Cenâb-ı Hakk: “And olsun, size kendinizden öyle bir Peygamber gelmiştir ki, sıkıntıya uğramanız ona çok ağır ve güç gelir. Üstünüze çok düşkündür. Bütün mü’minleri cidden esirgeyicidir, onları bağışlayıcıdır, O.” (Tevbe s. 128)
“Kim O Peygambere itaat ederse, muhakkak Allâh’a itaat etmiştir.” (Nisa s. 80)
“Biz Seni (Habibim) âlemlere (başka bir şey için değil) ancak rahmet için gönderdik.” (Enbiya s.107) buyurmuştur.
Ebu Bekr b. Tahir der ki: Allâh (c.c.) Muhammed (s.a.v.)’i Rahmet süsü ile süslemiştir; O (s.a.v.)’in (her şeyden önce) varlığı rahmettir! Bütün şemail ve sıfatı (nitelikleri) tüm mahlûkata rahmettir.
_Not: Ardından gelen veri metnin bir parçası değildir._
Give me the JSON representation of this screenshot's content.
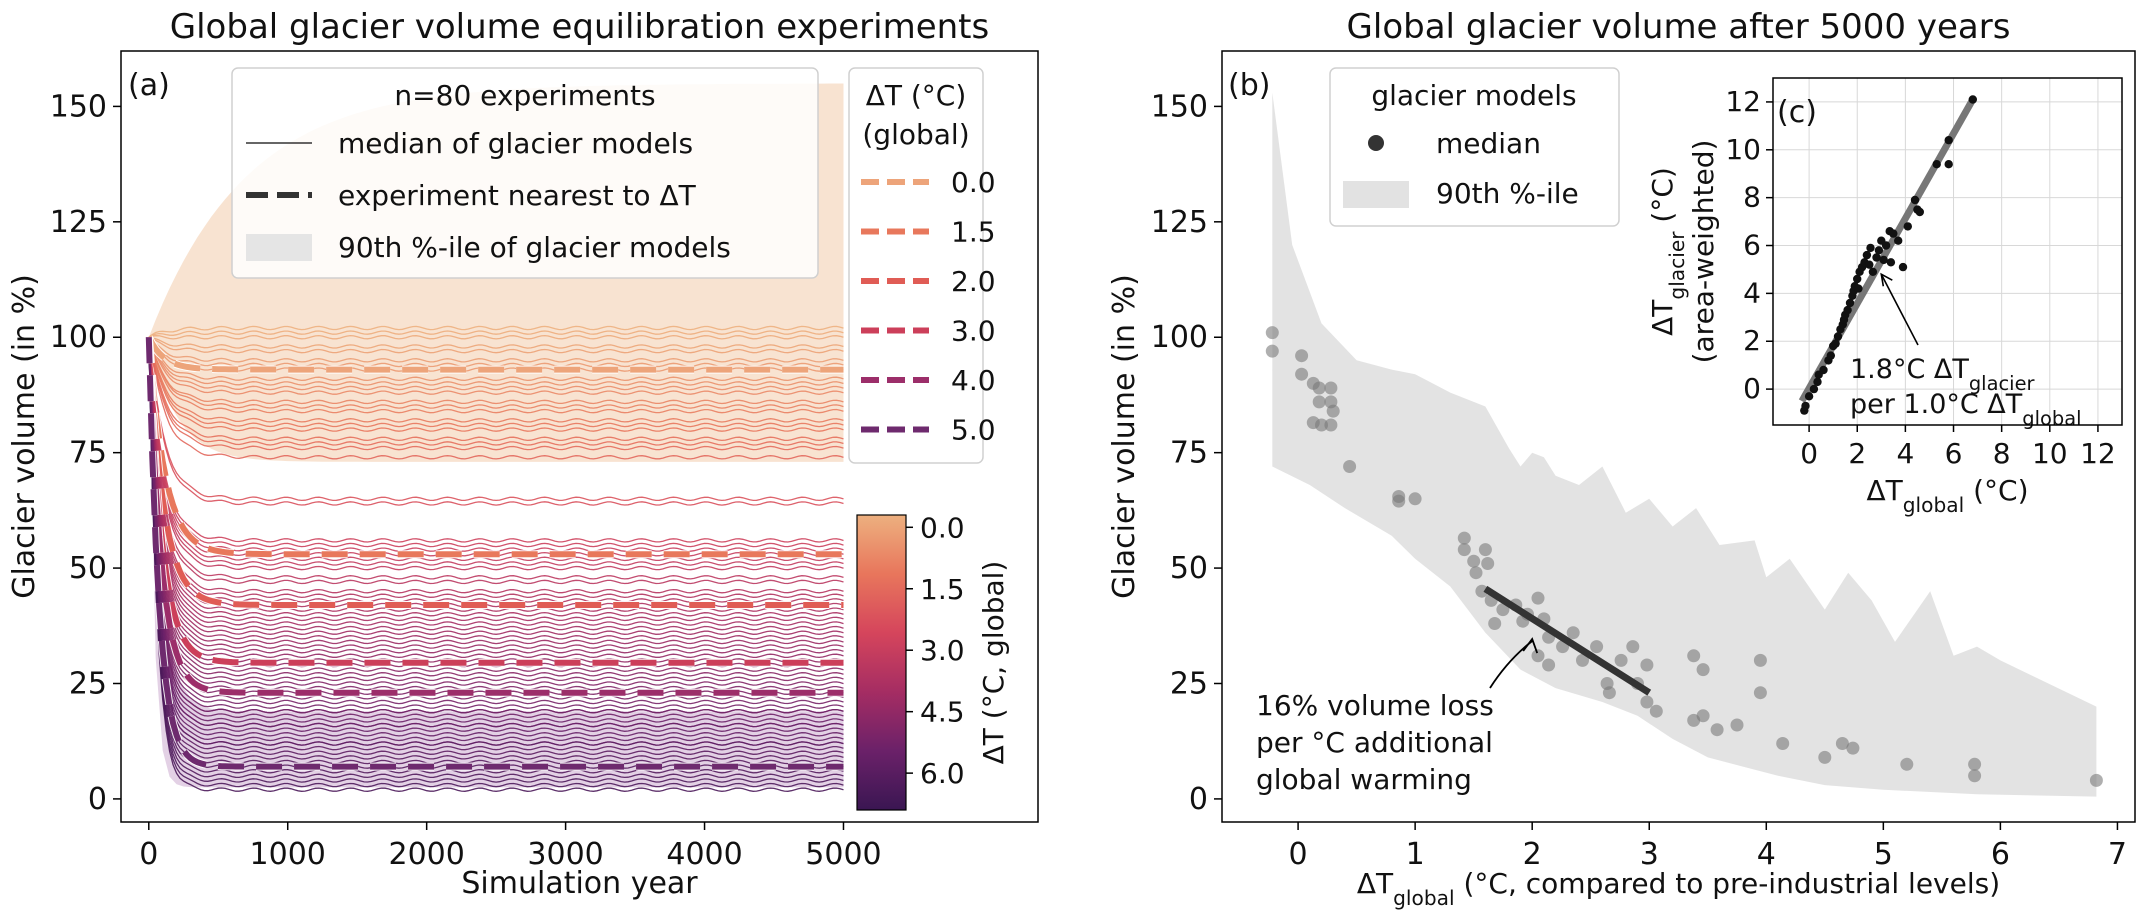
{
  "chart_data": [
    {
      "panel": "(a)",
      "type": "line",
      "title": "Global glacier volume equilibration experiments",
      "xlabel": "Simulation year",
      "ylabel": "Glacier volume (in %)",
      "xlim": [
        -200,
        6400
      ],
      "ylim": [
        -5,
        162
      ],
      "xticks": [
        "0",
        "1000",
        "2000",
        "3000",
        "4000",
        "5000"
      ],
      "yticks": [
        "0",
        "25",
        "50",
        "75",
        "100",
        "125",
        "150"
      ],
      "legend_main": {
        "title": "n=80 experiments",
        "items": [
          "median of glacier models",
          "experiment nearest to ΔT",
          "90th %-ile of glacier models"
        ]
      },
      "legend_dt": {
        "title_line1": "ΔT (°C)",
        "title_line2": "(global)",
        "entries": [
          "0.0",
          "1.5",
          "2.0",
          "3.0",
          "4.0",
          "5.0"
        ],
        "colors": [
          "#eda47a",
          "#e8785c",
          "#e05c55",
          "#cc3f5a",
          "#9c2e6a",
          "#6e2a6e"
        ]
      },
      "colorbar": {
        "label": "ΔT (°C, global)",
        "ticks": [
          "0.0",
          "1.5",
          "3.0",
          "4.5",
          "6.0"
        ],
        "range": [
          -0.3,
          6.9
        ],
        "colors": [
          "#edb07f",
          "#e8765c",
          "#d5455c",
          "#a52d63",
          "#6b2169",
          "#3a1652"
        ]
      },
      "highlighted_series": [
        {
          "dt": "0.0",
          "final": 93,
          "color": "#eda47a"
        },
        {
          "dt": "1.5",
          "final": 53,
          "color": "#e8785c"
        },
        {
          "dt": "2.0",
          "final": 42,
          "color": "#e05c55"
        },
        {
          "dt": "3.0",
          "final": 29.5,
          "color": "#cc3f5a"
        },
        {
          "dt": "4.0",
          "final": 23,
          "color": "#9c2e6a"
        },
        {
          "dt": "5.0",
          "final": 7,
          "color": "#6e2a6e"
        }
      ],
      "median_series_final_volumes": [
        102,
        101,
        100,
        98,
        97,
        95,
        94,
        93,
        91,
        90,
        89,
        88,
        86,
        85,
        84,
        82,
        81,
        80,
        78,
        77,
        76,
        74,
        65,
        64,
        56,
        55,
        54,
        53,
        52,
        51,
        50,
        48,
        47,
        45,
        44,
        43,
        42,
        41,
        40,
        39,
        38,
        37,
        36,
        35,
        34,
        33,
        32,
        31,
        30,
        29,
        28,
        27,
        26,
        25,
        24,
        23,
        22,
        21,
        20,
        19,
        18,
        17,
        16,
        15,
        14,
        13,
        12,
        11,
        10,
        9,
        8,
        7,
        6,
        5,
        4,
        3,
        2,
        12,
        16,
        19
      ],
      "band_upper": [
        [
          0,
          100
        ],
        [
          300,
          118
        ],
        [
          1000,
          138
        ],
        [
          2000,
          148
        ],
        [
          3000,
          152
        ],
        [
          4000,
          154
        ],
        [
          5000,
          155
        ]
      ],
      "band_lower_warm": [
        [
          0,
          100
        ],
        [
          500,
          80
        ],
        [
          1000,
          75
        ],
        [
          5000,
          73
        ]
      ],
      "band_cold_upper": [
        [
          0,
          100
        ],
        [
          300,
          30
        ],
        [
          1000,
          21
        ],
        [
          5000,
          19
        ]
      ],
      "band_cold_lower": [
        [
          0,
          100
        ],
        [
          100,
          40
        ],
        [
          300,
          10
        ],
        [
          1000,
          4
        ],
        [
          5000,
          3
        ]
      ]
    },
    {
      "panel": "(b)",
      "type": "scatter",
      "title": "Global glacier volume after 5000 years",
      "xlabel_prefix": "ΔT",
      "xlabel_sub": "global",
      "xlabel_suffix": " (°C, compared to pre-industrial levels)",
      "ylabel": "Glacier volume (in %)",
      "xlim": [
        -0.65,
        7.15
      ],
      "ylim": [
        -5,
        162
      ],
      "xticks": [
        "0",
        "1",
        "2",
        "3",
        "4",
        "5",
        "6",
        "7"
      ],
      "yticks": [
        "0",
        "25",
        "50",
        "75",
        "100",
        "125",
        "150"
      ],
      "legend": {
        "title": "glacier models",
        "items": [
          "median",
          "90th %-ile"
        ]
      },
      "annotation": {
        "lines": [
          "16% volume loss",
          "per °C additional",
          "global warming"
        ]
      },
      "fit_line": {
        "x": [
          1.6,
          3.0
        ],
        "y": [
          45.5,
          23
        ]
      },
      "points": [
        [
          -0.22,
          101
        ],
        [
          -0.22,
          97
        ],
        [
          0.03,
          96
        ],
        [
          0.03,
          92
        ],
        [
          0.13,
          90
        ],
        [
          0.18,
          89
        ],
        [
          0.28,
          89
        ],
        [
          0.18,
          86
        ],
        [
          0.28,
          86
        ],
        [
          0.3,
          84
        ],
        [
          0.28,
          81
        ],
        [
          0.13,
          81.5
        ],
        [
          0.2,
          81
        ],
        [
          0.44,
          72
        ],
        [
          0.86,
          65.5
        ],
        [
          0.86,
          64.5
        ],
        [
          1.0,
          65
        ],
        [
          1.42,
          56.5
        ],
        [
          1.42,
          54
        ],
        [
          1.5,
          51.5
        ],
        [
          1.52,
          49
        ],
        [
          1.6,
          54
        ],
        [
          1.62,
          51
        ],
        [
          1.57,
          45
        ],
        [
          1.65,
          43
        ],
        [
          1.68,
          38
        ],
        [
          1.75,
          41
        ],
        [
          1.86,
          42
        ],
        [
          1.92,
          38.5
        ],
        [
          1.96,
          40
        ],
        [
          2.05,
          43.5
        ],
        [
          2.1,
          39
        ],
        [
          2.14,
          35
        ],
        [
          2.05,
          31
        ],
        [
          2.14,
          29
        ],
        [
          2.26,
          33
        ],
        [
          2.35,
          36
        ],
        [
          2.43,
          30
        ],
        [
          2.55,
          33
        ],
        [
          2.64,
          25
        ],
        [
          2.66,
          23
        ],
        [
          2.76,
          30
        ],
        [
          2.86,
          33
        ],
        [
          2.9,
          25
        ],
        [
          2.98,
          29
        ],
        [
          2.98,
          21
        ],
        [
          3.06,
          19
        ],
        [
          3.38,
          31
        ],
        [
          3.46,
          28
        ],
        [
          3.46,
          18
        ],
        [
          3.38,
          17
        ],
        [
          3.58,
          15
        ],
        [
          3.75,
          16
        ],
        [
          3.95,
          30
        ],
        [
          3.95,
          23
        ],
        [
          4.14,
          12
        ],
        [
          4.5,
          9
        ],
        [
          4.65,
          12
        ],
        [
          4.74,
          11
        ],
        [
          5.2,
          7.5
        ],
        [
          5.78,
          7.5
        ],
        [
          5.78,
          5
        ],
        [
          6.82,
          4
        ]
      ],
      "band_upper": [
        [
          -0.22,
          153
        ],
        [
          -0.05,
          120
        ],
        [
          0.2,
          103
        ],
        [
          0.5,
          95
        ],
        [
          0.8,
          93
        ],
        [
          1.0,
          92
        ],
        [
          1.3,
          88
        ],
        [
          1.6,
          85
        ],
        [
          1.8,
          76
        ],
        [
          1.9,
          72
        ],
        [
          2.0,
          75
        ],
        [
          2.1,
          74
        ],
        [
          2.2,
          70
        ],
        [
          2.4,
          68
        ],
        [
          2.6,
          72
        ],
        [
          2.8,
          62
        ],
        [
          3.0,
          65
        ],
        [
          3.2,
          59
        ],
        [
          3.4,
          63
        ],
        [
          3.6,
          55
        ],
        [
          3.9,
          56
        ],
        [
          4.0,
          48
        ],
        [
          4.2,
          52
        ],
        [
          4.5,
          41
        ],
        [
          4.7,
          49
        ],
        [
          4.9,
          43
        ],
        [
          5.1,
          34
        ],
        [
          5.4,
          45
        ],
        [
          5.6,
          31
        ],
        [
          5.8,
          33
        ],
        [
          6.0,
          30
        ],
        [
          6.82,
          20
        ]
      ],
      "band_lower": [
        [
          -0.22,
          72
        ],
        [
          0.1,
          68
        ],
        [
          0.4,
          63
        ],
        [
          0.8,
          57
        ],
        [
          1.0,
          52
        ],
        [
          1.3,
          46
        ],
        [
          1.6,
          36
        ],
        [
          1.9,
          28
        ],
        [
          2.2,
          24
        ],
        [
          2.6,
          21
        ],
        [
          2.9,
          18
        ],
        [
          3.2,
          13
        ],
        [
          3.5,
          9
        ],
        [
          3.8,
          7
        ],
        [
          4.1,
          5
        ],
        [
          4.5,
          3
        ],
        [
          5.0,
          2
        ],
        [
          5.8,
          1
        ],
        [
          6.82,
          0.5
        ]
      ]
    },
    {
      "panel": "(c)",
      "type": "scatter",
      "xlabel_prefix": "ΔT",
      "xlabel_sub": "global",
      "xlabel_suffix": " (°C)",
      "ylabel_prefix": "ΔT",
      "ylabel_sub": "glacier",
      "ylabel_suffix": " (°C)",
      "ylabel_line2": "(area-weighted)",
      "xlim": [
        -1.5,
        13
      ],
      "ylim": [
        -1.5,
        13
      ],
      "xticks": [
        "0",
        "2",
        "4",
        "6",
        "8",
        "10",
        "12"
      ],
      "yticks": [
        "0",
        "2",
        "4",
        "6",
        "8",
        "10",
        "12"
      ],
      "annotation": {
        "line1_prefix": "1.8°C ΔT",
        "line1_sub": "glacier",
        "line2_prefix": "per 1.0°C ΔT",
        "line2_sub": "global"
      },
      "fit_line": {
        "x": [
          -0.3,
          6.8
        ],
        "y": [
          -0.5,
          12.1
        ]
      },
      "points": [
        [
          -0.2,
          -0.9
        ],
        [
          -0.15,
          -0.7
        ],
        [
          0.0,
          -0.3
        ],
        [
          0.2,
          0.0
        ],
        [
          0.35,
          0.3
        ],
        [
          0.4,
          0.6
        ],
        [
          0.6,
          0.8
        ],
        [
          0.8,
          1.2
        ],
        [
          0.9,
          1.4
        ],
        [
          1.0,
          1.8
        ],
        [
          1.1,
          1.9
        ],
        [
          1.2,
          2.2
        ],
        [
          1.3,
          2.5
        ],
        [
          1.4,
          2.7
        ],
        [
          1.45,
          2.9
        ],
        [
          1.5,
          3.1
        ],
        [
          1.6,
          3.3
        ],
        [
          1.7,
          3.6
        ],
        [
          1.8,
          3.9
        ],
        [
          1.85,
          4.1
        ],
        [
          1.9,
          4.3
        ],
        [
          2.0,
          4.6
        ],
        [
          2.05,
          4.2
        ],
        [
          2.1,
          4.9
        ],
        [
          2.2,
          5.1
        ],
        [
          2.3,
          5.3
        ],
        [
          2.4,
          5.6
        ],
        [
          2.5,
          5.2
        ],
        [
          2.55,
          5.9
        ],
        [
          2.65,
          4.9
        ],
        [
          2.8,
          5.5
        ],
        [
          2.9,
          5.8
        ],
        [
          3.0,
          6.2
        ],
        [
          3.1,
          5.4
        ],
        [
          3.2,
          6.0
        ],
        [
          3.35,
          6.6
        ],
        [
          3.4,
          5.3
        ],
        [
          3.5,
          6.5
        ],
        [
          3.7,
          6.2
        ],
        [
          3.9,
          5.1
        ],
        [
          4.1,
          6.8
        ],
        [
          4.5,
          7.5
        ],
        [
          4.6,
          7.4
        ],
        [
          4.4,
          7.9
        ],
        [
          5.3,
          9.4
        ],
        [
          5.8,
          9.4
        ],
        [
          5.8,
          10.4
        ],
        [
          6.8,
          12.1
        ]
      ]
    }
  ]
}
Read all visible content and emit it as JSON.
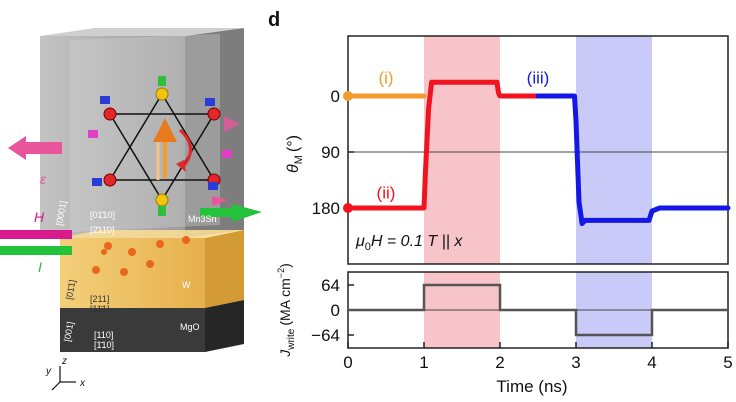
{
  "figure": {
    "panel_letter": "d",
    "schematic": {
      "layers": [
        "Mn3Sn",
        "W",
        "MgO"
      ],
      "arrow_labels": {
        "epsilon": "ε",
        "field": "H",
        "current": "I"
      },
      "direction_labels": [
        "[0001]",
        "[01̄10]",
        "[2̄11̄0]",
        "[01̄1]",
        "[211]",
        "[11̄1]",
        "[001]",
        "[110]",
        "[1̄10]"
      ],
      "axes": [
        "x",
        "y",
        "z"
      ],
      "colors": {
        "epsilon": "#e8559a",
        "field": "#d81b8c",
        "current": "#22c23a",
        "mn3sn": "#8d8d8d",
        "w": "#e8b24a",
        "mgo": "#333333"
      }
    }
  },
  "chart_data": [
    {
      "type": "line",
      "ylabel": "θM (°)",
      "ylabel_main": "θ",
      "ylabel_sub": "M",
      "ylabel_unit": "(°)",
      "yticks": [
        0,
        90,
        180
      ],
      "ylim": [
        180,
        0
      ],
      "xlim": [
        0,
        5
      ],
      "annotation": "μ0H = 0.1 T || x",
      "annotation_parts": {
        "mu": "μ",
        "sub": "0",
        "rest": "H = 0.1 T || x"
      },
      "shaded_regions": [
        {
          "x0": 1,
          "x1": 2,
          "color": "#f4b0b8"
        },
        {
          "x0": 3,
          "x1": 4,
          "color": "#b7b8f4"
        }
      ],
      "series": [
        {
          "name": "(i)",
          "color": "#f39a2d",
          "x": [
            0,
            1
          ],
          "y": [
            0,
            0
          ]
        },
        {
          "name": "(ii)",
          "color": "#f0141e",
          "x": [
            0,
            0.5,
            1,
            1.02,
            1.06,
            1.1,
            1.3,
            1.5,
            1.7,
            1.96,
            1.98,
            2.0,
            2.1,
            2.3,
            2.5
          ],
          "y": [
            180,
            180,
            180,
            120,
            20,
            -22,
            -22,
            -22,
            -22,
            -22,
            -5,
            0,
            0,
            0,
            0
          ]
        },
        {
          "name": "(iii)",
          "color": "#1418e6",
          "x": [
            2.5,
            2.8,
            2.98,
            3.0,
            3.04,
            3.08,
            3.12,
            3.5,
            3.96,
            4.0,
            4.1,
            4.5,
            5
          ],
          "y": [
            0,
            0,
            0,
            40,
            170,
            205,
            200,
            200,
            200,
            185,
            180,
            180,
            180
          ]
        }
      ]
    },
    {
      "type": "line",
      "ylabel": "Jwrite (MA cm−2)",
      "ylabel_main": "J",
      "ylabel_sub": "write",
      "ylabel_unit": "(MA cm",
      "ylabel_sup": "−2",
      "yticks": [
        64,
        0,
        -64
      ],
      "ytick_labels": [
        "64",
        "0",
        "−64"
      ],
      "ylim": [
        -100,
        100
      ],
      "xlim": [
        0,
        5
      ],
      "xticks": [
        0,
        1,
        2,
        3,
        4,
        5
      ],
      "xlabel": "Time (ns)",
      "series": [
        {
          "name": "pulse",
          "color": "#555555",
          "x": [
            0,
            1,
            1,
            2,
            2,
            3,
            3,
            4,
            4,
            5
          ],
          "y": [
            0,
            0,
            64,
            64,
            0,
            0,
            -64,
            -64,
            0,
            0
          ]
        }
      ]
    }
  ]
}
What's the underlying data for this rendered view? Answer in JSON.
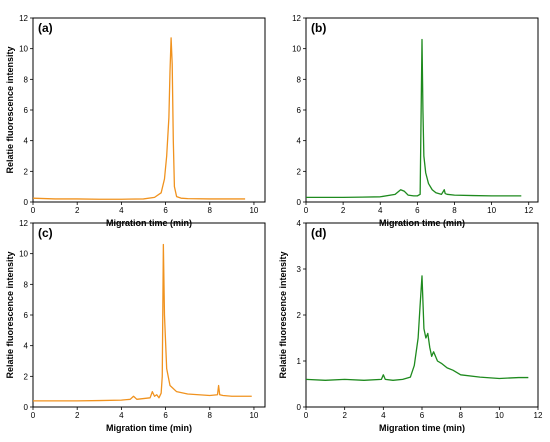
{
  "chart_data": [
    {
      "type": "line",
      "panel_label": "(a)",
      "xlabel": "Migration time (min)",
      "ylabel": "Relatie fluorescence intensity",
      "xlim": [
        0,
        10.5
      ],
      "ylim": [
        0,
        12
      ],
      "x_ticks": [
        0,
        2,
        4,
        6,
        8,
        10
      ],
      "y_ticks": [
        0,
        2,
        4,
        6,
        8,
        10,
        12
      ],
      "grid": false,
      "legend": "none",
      "color": "#f0921e",
      "x": [
        0,
        1,
        2,
        3,
        4,
        5,
        5.5,
        5.8,
        5.95,
        6.05,
        6.15,
        6.2,
        6.25,
        6.3,
        6.35,
        6.4,
        6.5,
        6.7,
        7,
        8,
        9,
        9.6
      ],
      "y": [
        0.25,
        0.2,
        0.2,
        0.18,
        0.18,
        0.2,
        0.3,
        0.6,
        1.5,
        3.0,
        5.5,
        8.5,
        10.7,
        9.0,
        4.0,
        1.0,
        0.35,
        0.25,
        0.22,
        0.2,
        0.2,
        0.2
      ]
    },
    {
      "type": "line",
      "panel_label": "(b)",
      "xlabel": "Migration time (min)",
      "ylabel": "",
      "xlim": [
        0,
        12.5
      ],
      "ylim": [
        0,
        12
      ],
      "x_ticks": [
        0,
        2,
        4,
        6,
        8,
        10,
        12
      ],
      "y_ticks": [
        0,
        2,
        4,
        6,
        8,
        10,
        12
      ],
      "grid": false,
      "legend": "none",
      "color": "#1e8a1e",
      "x": [
        0,
        1,
        2,
        3,
        4,
        4.8,
        5.1,
        5.3,
        5.5,
        5.8,
        6.0,
        6.15,
        6.25,
        6.3,
        6.35,
        6.45,
        6.6,
        6.8,
        7.0,
        7.3,
        7.45,
        7.5,
        7.6,
        8,
        9,
        10,
        11,
        11.6
      ],
      "y": [
        0.3,
        0.3,
        0.3,
        0.32,
        0.34,
        0.5,
        0.8,
        0.7,
        0.45,
        0.4,
        0.4,
        0.5,
        10.6,
        6.0,
        3.0,
        1.9,
        1.2,
        0.8,
        0.6,
        0.5,
        0.8,
        0.55,
        0.5,
        0.45,
        0.42,
        0.4,
        0.4,
        0.4
      ]
    },
    {
      "type": "line",
      "panel_label": "(c)",
      "xlabel": "Migration time (min)",
      "ylabel": "Relatie fluorescence intensity",
      "xlim": [
        0,
        10.5
      ],
      "ylim": [
        0,
        12
      ],
      "x_ticks": [
        0,
        2,
        4,
        6,
        8,
        10
      ],
      "y_ticks": [
        0,
        2,
        4,
        6,
        8,
        10,
        12
      ],
      "grid": false,
      "legend": "none",
      "color": "#f0921e",
      "x": [
        0,
        1,
        2,
        3,
        4,
        4.4,
        4.55,
        4.7,
        5.0,
        5.3,
        5.4,
        5.5,
        5.6,
        5.7,
        5.8,
        5.85,
        5.9,
        5.95,
        6.05,
        6.2,
        6.5,
        7.0,
        8.0,
        8.35,
        8.4,
        8.45,
        8.6,
        9.0,
        9.9
      ],
      "y": [
        0.4,
        0.4,
        0.4,
        0.42,
        0.45,
        0.5,
        0.7,
        0.5,
        0.55,
        0.6,
        1.0,
        0.7,
        0.8,
        0.6,
        0.9,
        2.0,
        10.6,
        6.0,
        2.5,
        1.4,
        1.0,
        0.85,
        0.75,
        0.8,
        1.4,
        0.8,
        0.75,
        0.7,
        0.7
      ]
    },
    {
      "type": "line",
      "panel_label": "(d)",
      "xlabel": "Migration time (min)",
      "ylabel": "Relatie fluorescence intensity",
      "xlim": [
        0,
        12
      ],
      "ylim": [
        0,
        4
      ],
      "x_ticks": [
        0,
        2,
        4,
        6,
        8,
        10,
        12
      ],
      "y_ticks": [
        0,
        1,
        2,
        3,
        4
      ],
      "grid": false,
      "legend": "none",
      "color": "#1e8a1e",
      "x": [
        0,
        1,
        2,
        3,
        3.9,
        4.0,
        4.1,
        4.5,
        5.0,
        5.4,
        5.6,
        5.8,
        5.9,
        6.0,
        6.1,
        6.2,
        6.3,
        6.4,
        6.5,
        6.6,
        6.8,
        7.0,
        7.3,
        7.6,
        8,
        9,
        10,
        11,
        11.5
      ],
      "y": [
        0.6,
        0.58,
        0.6,
        0.58,
        0.6,
        0.7,
        0.6,
        0.58,
        0.6,
        0.65,
        0.9,
        1.5,
        2.2,
        2.85,
        1.7,
        1.5,
        1.6,
        1.3,
        1.1,
        1.2,
        1.0,
        0.95,
        0.85,
        0.8,
        0.7,
        0.65,
        0.62,
        0.64,
        0.64
      ]
    }
  ]
}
O (s.a.v.)’in rahmetinden kim nasibini almışsa, dünyada ve âhirette mutluluk ve kurtuluşa ermiş, her türlü kötülükten de kurtulanlardan olmuştur. Ancak O (s.a.v.)’in sayesinde bütün sevgililere kavuşabilir insan. O (s.a.v.)’in hayatı da Rahmettir, bâki âleme irtihali de Rahmettir. Nitekim Peygamber (s.a.v.) bu gerçeği şu mübarek hadîsi ile tescil buyurmuşlardır: “Hayatım sizin için hayırlıdır! Memâtım da sizin için hayırlıdır!” (El- Bezzar)
O (s.a.v.), hem insanlara, hem de cinlere rahmet olarak gönderilmiştir. O (s.a.v.), bütün varlıklara rahmettir. Müminlere rahmettir; çünkü onlara doğru yolu göstermiştir. Münafıklara rahmettir; onları öldürülmekten kurtarmıştır.
“Allâh (c.c.) bir ümmete hayır murad etti mi, Peygamberini ondan önce alır ve onu o ümmet için bir şefaatçi ve selef kılar.” (Müslim)
Kâfirlere rahmettir; çünkü onların azablarının ertelenmesine vesîle olmuştur. (Zira eski milletlerde kâfirlerin cezası daha dünyadayken verilmeye başlanırdı. Maymun ve domuz suretine çevirilirlerdi.)
İbni Abbas (r.a.): “O (s.a.v.) hem mü’minlere rahmettir, hem de kâfirlere. Zira onlar (eski) yalanlayıcı milletlerin uğradıkları akıbetten (dünyada) muaf tutuldular.”